Scaling Our Logging System

At Character.AI, our infrastructure handles thousands of GPUs, powering billions of active user seconds and supporting millions of users every month. This massive scale produces a staggering amount of log data, which is essential for monitoring the performance and reliability of our service.

From Fragmentation to Centralization

Initially, our logging was fragmented and spread across multiple providers. This made debugging difficult, slowed down our queries, and created unpredictable costs. With a small team managing a rapidly growing system, we needed a logging solution that was simple, scalable, and fast.

Our first step was to unify our logs. We decided to be strategic about what data we keep. We capture all error and warning logs in full, but we intelligently sample our high-volume information logs. This allows us to maintain a manageable log volume, billions of entries a month, without sacrificing the critical data needed for troubleshooting. This approach created a centralized logging system that provides a single source of truth for our developers and engineers.

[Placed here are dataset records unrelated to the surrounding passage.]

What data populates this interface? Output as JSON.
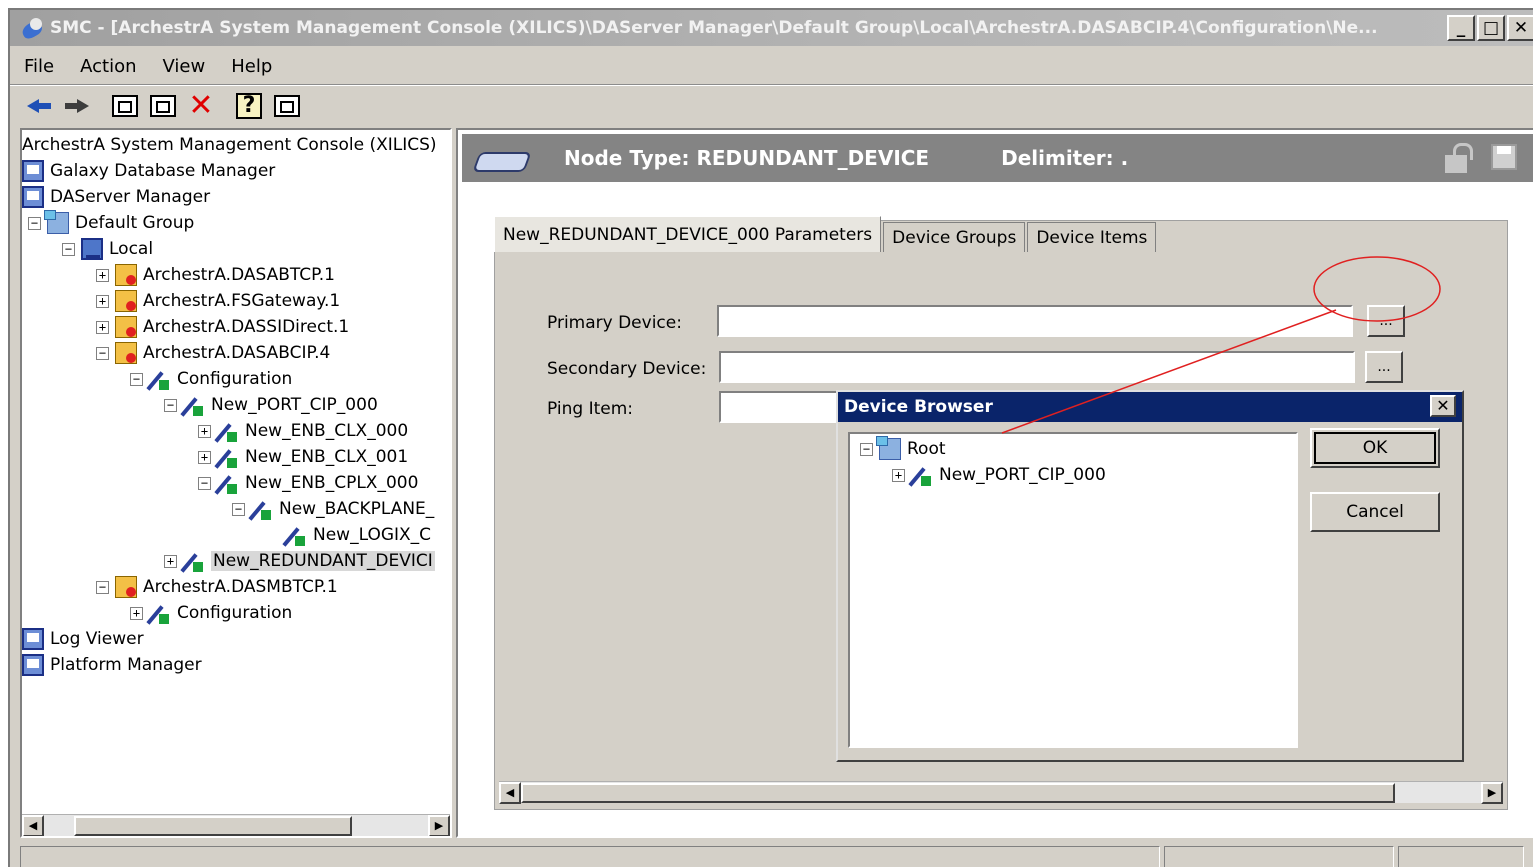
{
  "window": {
    "title": "SMC - [ArchestrA System Management Console (XILICS)\\DAServer Manager\\Default Group\\Local\\ArchestrA.DASABCIP.4\\Configuration\\Ne...",
    "min_glyph": "_",
    "max_glyph": "□",
    "close_glyph": "✕"
  },
  "menu": {
    "file": "File",
    "action": "Action",
    "view": "View",
    "help": "Help"
  },
  "toolbar": {
    "icons": [
      "back-arrow-icon",
      "forward-arrow-icon",
      "up-folder-icon",
      "show-hide-tree-icon",
      "delete-icon",
      "help-icon",
      "properties-icon"
    ],
    "delete_glyph": "✕",
    "help_glyph": "?"
  },
  "tree": {
    "root": "ArchestrA System Management Console (XILICS)",
    "galaxy_db": "Galaxy Database Manager",
    "daserver_manager": "DAServer Manager",
    "default_group": "Default Group",
    "local": "Local",
    "dasabtcp": "ArchestrA.DASABTCP.1",
    "fsgateway": "ArchestrA.FSGateway.1",
    "dassidirect": "ArchestrA.DASSIDirect.1",
    "dasabcip": "ArchestrA.DASABCIP.4",
    "configuration": "Configuration",
    "port_cip": "New_PORT_CIP_000",
    "enb_clx_000": "New_ENB_CLX_000",
    "enb_clx_001": "New_ENB_CLX_001",
    "enb_cplx_000": "New_ENB_CPLX_000",
    "backplane": "New_BACKPLANE_",
    "logix": "New_LOGIX_C",
    "redundant": "New_REDUNDANT_DEVICI",
    "dasmbtcp": "ArchestrA.DASMBTCP.1",
    "configuration2": "Configuration",
    "log_viewer": "Log Viewer",
    "platform_manager": "Platform Manager",
    "plus": "+",
    "minus": "−"
  },
  "node_header": {
    "node_type": "Node Type: REDUNDANT_DEVICE",
    "delimiter": "Delimiter: ."
  },
  "tabs": {
    "parameters": "New_REDUNDANT_DEVICE_000 Parameters",
    "device_groups": "Device Groups",
    "device_items": "Device Items"
  },
  "form": {
    "primary_label": "Primary Device:",
    "primary_value": "",
    "secondary_label": "Secondary Device:",
    "secondary_value": "",
    "ping_label": "Ping Item:",
    "ping_value": "",
    "browse_label": "..."
  },
  "dialog": {
    "title": "Device Browser",
    "close": "✕",
    "tree_root": "Root",
    "tree_child": "New_PORT_CIP_000",
    "ok": "OK",
    "cancel": "Cancel"
  },
  "scroll": {
    "left": "◀",
    "right": "▶"
  },
  "colors": {
    "title_bar": "#a0a0a0",
    "dialog_title": "#0a246a",
    "annotation": "#e02020"
  }
}
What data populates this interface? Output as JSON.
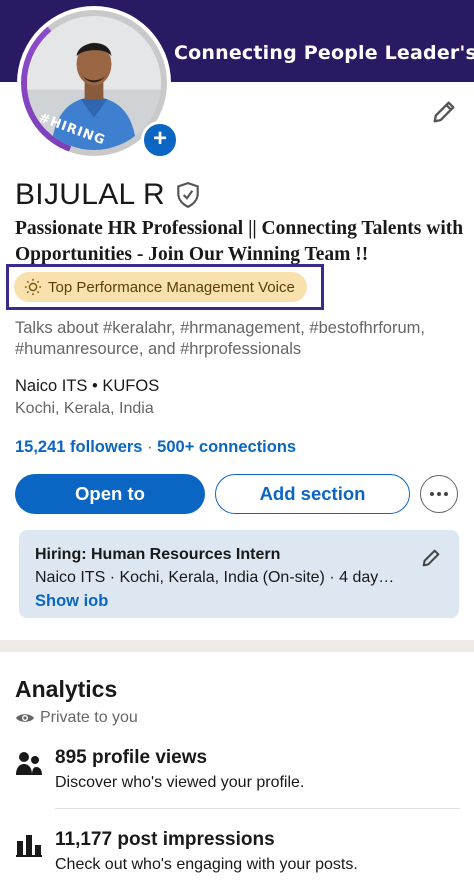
{
  "banner": {
    "text": "Connecting People Leader's ..."
  },
  "profile": {
    "hiring_tag": "#HIRING",
    "name": "BIJULAL R",
    "headline": "Passionate HR Professional || Connecting Talents with Opportunities - Join Our Winning Team !!",
    "voice_badge": "Top Performance Management Voice",
    "talks_about": "Talks about #keralahr, #hrmanagement, #bestofhrforum, #humanresource, and #hrprofessionals",
    "organization": "Naico ITS • KUFOS",
    "location": "Kochi, Kerala, India",
    "followers": "15,241 followers",
    "separator": "·",
    "connections": "500+ connections"
  },
  "actions": {
    "open_to": "Open to",
    "add_section": "Add section"
  },
  "hiring_card": {
    "title": "Hiring: Human Resources Intern",
    "detail": "Naico ITS · Kochi, Kerala, India (On-site) · 4 day…",
    "link": "Show iob"
  },
  "analytics": {
    "title": "Analytics",
    "visibility": "Private to you",
    "stats": [
      {
        "title": "895 profile views",
        "subtitle": "Discover who's viewed your profile.",
        "icon": "people-icon"
      },
      {
        "title": "11,177 post impressions",
        "subtitle": "Check out who's engaging with your posts.",
        "icon": "bar-chart-icon"
      }
    ]
  },
  "colors": {
    "banner": "#2a1a63",
    "brand_blue": "#0a66c2",
    "voice_badge_bg": "#f8e1ad",
    "voice_highlight_border": "#3b2a8c",
    "hiring_card_bg": "#dde7f1"
  }
}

Key Features and Lessons Learned

The impact of this shift was immediate. Queries that once took minutes now return in seconds, giving our teams the real-time visibility they need to quickly identify and resolve issues. This new system empowers our developers to investigate incidents with confidence. We also gained access to key features that streamline our workflow, such as:

  • Live tailing: Real-time visibility across our thousands of servers.
  • Denoise: The ability to automatically collapse common log lines and surface outliers, helping us spot unusual behavior during deploys.
  • Freeform keyword search: Our engineers can paste a snippet from an error or stack trace and instantly start investigating, without needing predefined filters.

This new system gives us a lean and powerful observability stack that allows us to manage our vast infrastructure with ease. It's a key part of how we continue to innovate and maintain a reliable service for our users.

Unifying Observability

Ultimately, our goal is metric unification. We aim to bring all our logs, metrics, and traces into a single platform. This will unlock a unified view for correlation and alerting, allowing our teams to perform comprehensive root cause analysis and resolve issues even faster. Our journey toward full observability continues, with the focus on building a more integrated and powerful system to support our future growth.